Расширение "европейского" морского пространства было обусловлено тремя факторами: высокой стоимостью товаров, производимых и обмениваемых в китайской имперской сфере; препятствиями, которые создавало господство Османской империи в восточном Средиземноморье и на восточных сухопутных путях; и неспособностью правителей западной Евразии восстановить единство по римскому образцу на территории, оспариваемой соперничающими монархами и династами, лордами с влиятельными сторонниками и городами, защищающими свои права. Именно эта глобальная конфигурация власти и ресурсов привела европейских мореплавателей в Азию, а затем, благодаря случайному открытию Колумба, и в Америку.
Эти новые связи в конечном итоге изменили конфигурацию мировой экономики и мировой политики. Но они были далеки от создания однополярного мира с доминированием Европы. Морская мощь португальцев и голландцев зависела от применения силы для ограничения коммерческой деятельности конкурентов и обеспечения заинтересованности производителей и местных властей в Юго-Восточной Азии, откуда приходили богатства пряностей и текстиля, в новой торговле на дальние расстояния. Укрепленный торговый анклав стал ключевым элементом властного репертуара европейцев. После "открытия" Колумба его королевские спонсоры смогли создать "испанскую" империю, консолидировав власть на двух континентах и поставляя серебро, произведенное с помощью принудительного труда коренных американцев, которое обеспечивало торговлю в Западной Европе, Юго-Восточной Азии и в богатой, динамичной в коммерческом отношении Китайской империи.
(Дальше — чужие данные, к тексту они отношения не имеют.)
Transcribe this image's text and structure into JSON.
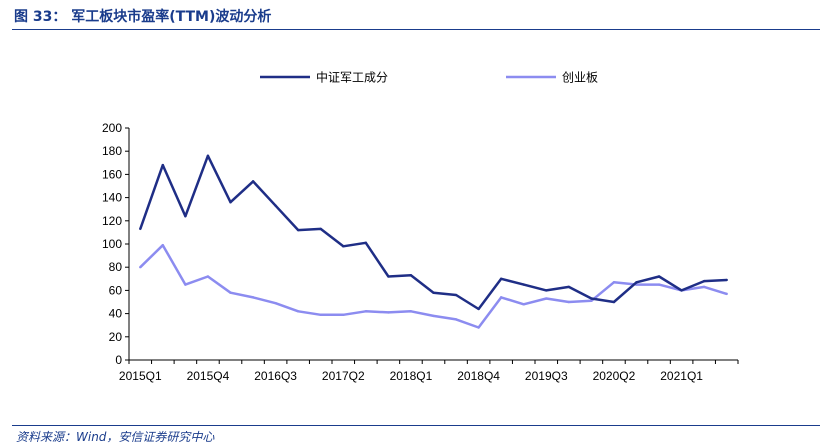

В Америке переселенцы из Европы, рабы, привезенные из Африки, и их имперские хозяева породили новые формы имперской политики. Удержать подчиненное население - коренное или иное - от самостоятельной жизни или от перехода на сторону соперничающих империй было непростой задачей. Правители империй должны были склонить отдаленные элиты к сотрудничеству и обеспечить людям - дома, за границей и между ними - чувство места в неравном, но инкорпорирующем государстве. Такие усилия не всегда приводили к ассимиляции, конформизму или даже покорному принятию; напряженность и жестокие конфликты между имперскими правителями, заморскими поселенцами, коренными общинами и вынужденными мигрантами проявляются во всех разделах нашего исследования.
Империя, как в Европе, так и в других странах, была не просто вопросом экономической эксплуатации. Уже в XVI веке несколько европейских миссионеров и юристов проводили различия между законными и незаконными формами имперской власти, осуждая нападения европейцев на коренные общества и ставя под сомнение право империи отбирать землю и рабочую силу у завоеванных народов.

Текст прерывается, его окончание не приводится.